Serão beneficiadas pelo programa mulheres que cumprem pena ou aguardam julgamento no sistema penitenciário do Estado. São objetivos do programa: aumentar a cobertura, a concentração e a qualidade da assistência pré-natal; aumentar o espaço específico para gestantes de modo a melhorar a assistência ao parto, pós parto e ao puerpério; dar acesso às ações de planejamento familiar; diminuir índices de mortalidade materna; aumentar os índices de aleitamento materno; ampliar as ações de detecção precoce e controle do câncer do colo de útero e da mama; estabelecer parcerias com outros setores para o controle das doenças sexualmente transmissíveis (DSTs); permitir o aumento efetivo da quantidade de mulheres em consultas médicas externas e na própria unidade; buscar identificar os problemas relacionados à saúde mental; estabelecer ações educativas nas rotinas dos serviços de saúde voltadas à promoção da autoestima entre mulheres lésbicas, bissexuais e transexuais; e promover a capacitação permanente de profissionais de saúde no sistema prisional feminino.

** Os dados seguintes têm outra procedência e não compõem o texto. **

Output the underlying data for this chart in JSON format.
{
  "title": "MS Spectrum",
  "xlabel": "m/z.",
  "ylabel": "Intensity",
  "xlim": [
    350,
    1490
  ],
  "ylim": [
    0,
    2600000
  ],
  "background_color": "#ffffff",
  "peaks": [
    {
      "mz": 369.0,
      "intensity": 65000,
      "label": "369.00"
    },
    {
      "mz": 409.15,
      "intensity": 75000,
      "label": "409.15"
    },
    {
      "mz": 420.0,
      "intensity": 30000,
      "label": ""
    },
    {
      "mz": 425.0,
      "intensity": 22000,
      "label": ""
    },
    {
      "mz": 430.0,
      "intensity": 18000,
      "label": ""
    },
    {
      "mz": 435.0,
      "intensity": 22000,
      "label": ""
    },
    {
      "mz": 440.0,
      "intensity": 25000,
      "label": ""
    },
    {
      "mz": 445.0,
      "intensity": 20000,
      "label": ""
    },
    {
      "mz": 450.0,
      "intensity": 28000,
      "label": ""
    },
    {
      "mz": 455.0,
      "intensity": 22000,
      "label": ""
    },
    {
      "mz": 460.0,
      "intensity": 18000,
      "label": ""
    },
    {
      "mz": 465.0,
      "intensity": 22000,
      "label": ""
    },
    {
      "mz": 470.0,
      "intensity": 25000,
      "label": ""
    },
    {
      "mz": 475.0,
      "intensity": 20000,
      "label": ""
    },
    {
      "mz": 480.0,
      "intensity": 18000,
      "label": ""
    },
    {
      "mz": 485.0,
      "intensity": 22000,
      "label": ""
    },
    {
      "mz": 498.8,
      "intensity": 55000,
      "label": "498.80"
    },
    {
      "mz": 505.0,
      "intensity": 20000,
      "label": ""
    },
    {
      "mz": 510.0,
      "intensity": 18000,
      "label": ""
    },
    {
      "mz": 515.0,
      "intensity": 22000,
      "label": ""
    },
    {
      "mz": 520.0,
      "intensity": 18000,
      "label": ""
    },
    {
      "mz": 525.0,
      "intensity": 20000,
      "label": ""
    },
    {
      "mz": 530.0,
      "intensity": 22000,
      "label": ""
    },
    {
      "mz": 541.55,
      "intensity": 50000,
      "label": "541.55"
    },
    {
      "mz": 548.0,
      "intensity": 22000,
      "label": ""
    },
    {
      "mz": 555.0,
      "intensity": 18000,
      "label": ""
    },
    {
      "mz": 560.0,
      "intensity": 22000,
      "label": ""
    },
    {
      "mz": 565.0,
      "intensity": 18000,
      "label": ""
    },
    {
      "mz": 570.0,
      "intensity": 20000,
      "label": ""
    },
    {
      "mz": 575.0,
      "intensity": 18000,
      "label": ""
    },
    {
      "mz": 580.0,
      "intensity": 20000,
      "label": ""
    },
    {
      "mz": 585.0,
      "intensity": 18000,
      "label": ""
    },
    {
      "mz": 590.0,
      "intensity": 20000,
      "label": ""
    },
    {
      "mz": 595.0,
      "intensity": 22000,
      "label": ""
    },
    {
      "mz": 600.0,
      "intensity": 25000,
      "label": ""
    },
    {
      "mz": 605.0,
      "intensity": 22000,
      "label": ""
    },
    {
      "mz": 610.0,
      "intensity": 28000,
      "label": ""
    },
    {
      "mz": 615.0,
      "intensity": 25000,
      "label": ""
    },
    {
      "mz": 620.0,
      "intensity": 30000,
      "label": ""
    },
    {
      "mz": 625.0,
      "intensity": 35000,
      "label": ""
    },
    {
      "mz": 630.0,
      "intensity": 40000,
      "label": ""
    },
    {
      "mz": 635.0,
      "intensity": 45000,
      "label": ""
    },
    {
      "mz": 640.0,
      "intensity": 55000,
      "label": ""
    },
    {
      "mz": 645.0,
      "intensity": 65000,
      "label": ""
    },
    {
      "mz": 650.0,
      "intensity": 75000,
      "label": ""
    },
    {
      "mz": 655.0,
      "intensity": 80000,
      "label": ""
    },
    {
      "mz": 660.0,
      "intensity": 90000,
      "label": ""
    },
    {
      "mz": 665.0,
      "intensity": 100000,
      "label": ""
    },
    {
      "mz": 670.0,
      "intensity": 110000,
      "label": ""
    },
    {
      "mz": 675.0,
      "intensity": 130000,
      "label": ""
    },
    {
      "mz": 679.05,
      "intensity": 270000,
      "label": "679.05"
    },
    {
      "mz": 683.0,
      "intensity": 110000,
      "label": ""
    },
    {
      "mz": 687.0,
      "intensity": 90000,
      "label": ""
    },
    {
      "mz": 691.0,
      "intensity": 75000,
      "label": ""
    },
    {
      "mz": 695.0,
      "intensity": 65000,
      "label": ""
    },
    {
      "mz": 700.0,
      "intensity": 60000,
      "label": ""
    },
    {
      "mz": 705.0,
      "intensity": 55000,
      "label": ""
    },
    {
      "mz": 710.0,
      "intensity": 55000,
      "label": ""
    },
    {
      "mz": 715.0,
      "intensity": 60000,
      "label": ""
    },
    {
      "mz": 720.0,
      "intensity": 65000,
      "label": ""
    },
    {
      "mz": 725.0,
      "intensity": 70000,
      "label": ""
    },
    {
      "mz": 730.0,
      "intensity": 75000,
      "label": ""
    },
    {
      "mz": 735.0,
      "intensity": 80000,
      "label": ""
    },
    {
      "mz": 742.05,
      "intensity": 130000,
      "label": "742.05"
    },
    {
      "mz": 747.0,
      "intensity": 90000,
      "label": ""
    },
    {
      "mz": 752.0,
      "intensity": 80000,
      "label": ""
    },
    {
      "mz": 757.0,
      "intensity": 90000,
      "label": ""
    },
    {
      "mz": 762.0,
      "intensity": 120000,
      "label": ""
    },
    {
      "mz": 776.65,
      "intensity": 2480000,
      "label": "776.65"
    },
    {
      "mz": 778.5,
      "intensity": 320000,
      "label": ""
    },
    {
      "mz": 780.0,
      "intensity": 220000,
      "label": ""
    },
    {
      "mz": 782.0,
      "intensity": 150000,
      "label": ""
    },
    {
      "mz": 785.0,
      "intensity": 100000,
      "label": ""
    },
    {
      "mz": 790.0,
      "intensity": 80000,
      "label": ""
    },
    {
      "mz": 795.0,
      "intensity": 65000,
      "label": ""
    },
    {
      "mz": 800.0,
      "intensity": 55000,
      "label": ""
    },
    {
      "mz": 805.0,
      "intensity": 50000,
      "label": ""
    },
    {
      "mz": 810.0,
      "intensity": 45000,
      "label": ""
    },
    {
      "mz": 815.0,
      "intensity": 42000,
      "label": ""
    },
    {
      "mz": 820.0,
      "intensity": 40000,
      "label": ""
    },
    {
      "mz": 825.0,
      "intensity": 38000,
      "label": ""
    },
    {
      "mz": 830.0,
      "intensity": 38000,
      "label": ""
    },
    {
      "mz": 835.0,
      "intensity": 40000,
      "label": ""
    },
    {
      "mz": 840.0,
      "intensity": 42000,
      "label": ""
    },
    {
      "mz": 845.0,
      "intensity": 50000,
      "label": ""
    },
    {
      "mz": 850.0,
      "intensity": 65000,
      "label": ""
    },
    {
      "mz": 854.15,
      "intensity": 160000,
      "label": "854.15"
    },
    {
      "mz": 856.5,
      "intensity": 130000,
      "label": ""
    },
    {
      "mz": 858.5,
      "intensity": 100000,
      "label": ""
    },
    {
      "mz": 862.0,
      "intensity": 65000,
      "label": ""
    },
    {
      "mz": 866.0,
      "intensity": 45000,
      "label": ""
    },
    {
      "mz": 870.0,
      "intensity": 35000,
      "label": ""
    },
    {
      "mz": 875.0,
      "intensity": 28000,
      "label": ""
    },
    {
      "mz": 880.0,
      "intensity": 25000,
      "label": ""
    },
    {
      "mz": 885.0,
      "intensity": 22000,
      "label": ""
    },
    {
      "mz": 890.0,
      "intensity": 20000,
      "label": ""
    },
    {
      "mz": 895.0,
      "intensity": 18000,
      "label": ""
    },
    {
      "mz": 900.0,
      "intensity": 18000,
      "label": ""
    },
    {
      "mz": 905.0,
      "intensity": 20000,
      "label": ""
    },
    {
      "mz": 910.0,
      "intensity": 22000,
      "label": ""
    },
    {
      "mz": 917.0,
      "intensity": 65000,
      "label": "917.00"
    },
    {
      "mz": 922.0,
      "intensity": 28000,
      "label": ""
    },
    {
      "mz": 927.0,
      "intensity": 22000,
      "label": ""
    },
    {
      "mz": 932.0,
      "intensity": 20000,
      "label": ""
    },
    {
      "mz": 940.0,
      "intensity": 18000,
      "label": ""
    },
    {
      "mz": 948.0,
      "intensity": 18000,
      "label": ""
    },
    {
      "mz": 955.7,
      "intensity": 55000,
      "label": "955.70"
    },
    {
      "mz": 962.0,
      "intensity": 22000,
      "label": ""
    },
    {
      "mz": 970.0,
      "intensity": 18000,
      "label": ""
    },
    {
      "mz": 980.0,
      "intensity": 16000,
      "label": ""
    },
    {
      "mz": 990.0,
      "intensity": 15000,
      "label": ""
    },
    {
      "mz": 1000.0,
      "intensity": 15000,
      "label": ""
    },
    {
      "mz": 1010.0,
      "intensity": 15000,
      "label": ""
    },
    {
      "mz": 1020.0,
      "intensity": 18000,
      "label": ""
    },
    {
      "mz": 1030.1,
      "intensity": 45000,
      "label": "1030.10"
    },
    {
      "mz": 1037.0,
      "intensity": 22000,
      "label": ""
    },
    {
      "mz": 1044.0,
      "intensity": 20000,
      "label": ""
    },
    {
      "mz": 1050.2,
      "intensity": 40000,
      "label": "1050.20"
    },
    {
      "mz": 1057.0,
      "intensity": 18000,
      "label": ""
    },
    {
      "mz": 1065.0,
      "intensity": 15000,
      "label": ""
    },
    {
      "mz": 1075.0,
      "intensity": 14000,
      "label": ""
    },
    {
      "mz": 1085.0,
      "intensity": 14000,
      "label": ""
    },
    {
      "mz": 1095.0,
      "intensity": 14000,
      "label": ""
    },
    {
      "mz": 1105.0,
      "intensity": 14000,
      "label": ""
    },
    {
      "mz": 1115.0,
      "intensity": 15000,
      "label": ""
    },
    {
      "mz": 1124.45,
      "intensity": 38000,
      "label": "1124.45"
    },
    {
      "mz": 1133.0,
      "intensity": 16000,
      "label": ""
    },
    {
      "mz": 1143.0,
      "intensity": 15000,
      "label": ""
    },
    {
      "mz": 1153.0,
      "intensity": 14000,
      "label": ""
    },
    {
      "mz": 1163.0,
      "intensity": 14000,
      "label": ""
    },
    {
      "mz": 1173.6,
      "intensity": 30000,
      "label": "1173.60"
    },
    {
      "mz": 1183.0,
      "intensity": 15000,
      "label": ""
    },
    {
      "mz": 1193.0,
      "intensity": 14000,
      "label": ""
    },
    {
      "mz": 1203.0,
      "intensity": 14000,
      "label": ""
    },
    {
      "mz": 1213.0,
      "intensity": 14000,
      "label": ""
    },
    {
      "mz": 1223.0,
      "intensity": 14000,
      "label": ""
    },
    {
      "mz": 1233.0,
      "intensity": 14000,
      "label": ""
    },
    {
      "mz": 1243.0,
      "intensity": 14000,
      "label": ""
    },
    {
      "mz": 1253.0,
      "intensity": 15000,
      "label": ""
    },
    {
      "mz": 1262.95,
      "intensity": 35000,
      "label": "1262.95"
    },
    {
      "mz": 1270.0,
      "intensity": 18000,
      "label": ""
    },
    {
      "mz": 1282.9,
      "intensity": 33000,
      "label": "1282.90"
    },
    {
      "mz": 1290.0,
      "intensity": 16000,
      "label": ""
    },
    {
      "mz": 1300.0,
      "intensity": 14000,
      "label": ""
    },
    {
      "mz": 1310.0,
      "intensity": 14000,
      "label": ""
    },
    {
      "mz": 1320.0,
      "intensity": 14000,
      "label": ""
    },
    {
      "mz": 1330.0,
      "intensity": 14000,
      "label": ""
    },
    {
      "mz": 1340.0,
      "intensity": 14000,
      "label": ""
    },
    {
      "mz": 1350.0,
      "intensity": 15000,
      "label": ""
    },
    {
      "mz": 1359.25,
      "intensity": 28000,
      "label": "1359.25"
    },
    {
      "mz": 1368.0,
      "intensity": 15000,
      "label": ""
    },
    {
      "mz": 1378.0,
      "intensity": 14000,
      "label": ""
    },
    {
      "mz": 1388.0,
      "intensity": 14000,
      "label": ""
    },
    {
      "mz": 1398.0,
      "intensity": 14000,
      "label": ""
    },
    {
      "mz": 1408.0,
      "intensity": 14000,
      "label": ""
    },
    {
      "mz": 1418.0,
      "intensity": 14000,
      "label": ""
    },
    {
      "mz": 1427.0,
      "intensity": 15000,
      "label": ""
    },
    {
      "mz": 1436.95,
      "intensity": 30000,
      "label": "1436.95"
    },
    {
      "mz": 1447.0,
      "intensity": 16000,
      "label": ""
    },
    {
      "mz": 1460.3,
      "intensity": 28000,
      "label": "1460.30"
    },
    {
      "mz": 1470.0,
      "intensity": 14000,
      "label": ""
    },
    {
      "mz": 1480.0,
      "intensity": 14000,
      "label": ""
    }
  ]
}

O programa deverá ser implementado em parceria com as unidades de saúde da rede estadual, entidades conveniadas ou com a municipalidade. Caso seja aprovada, a norma deverá ser regulamentada pelo Executivo. A proposta é assinada pela deputada Enfermeira Rejane (PCdoB). “A proposta leva em consideração uma minoria de um sistema prisional construído por homens e para homens, enquanto as mulheres abrigadas enfrentam situações específicas e graves ainda pouco observadas pelo poder público e praticamente desconhecidas pela sociedade em geral “, justificou a parlamentar.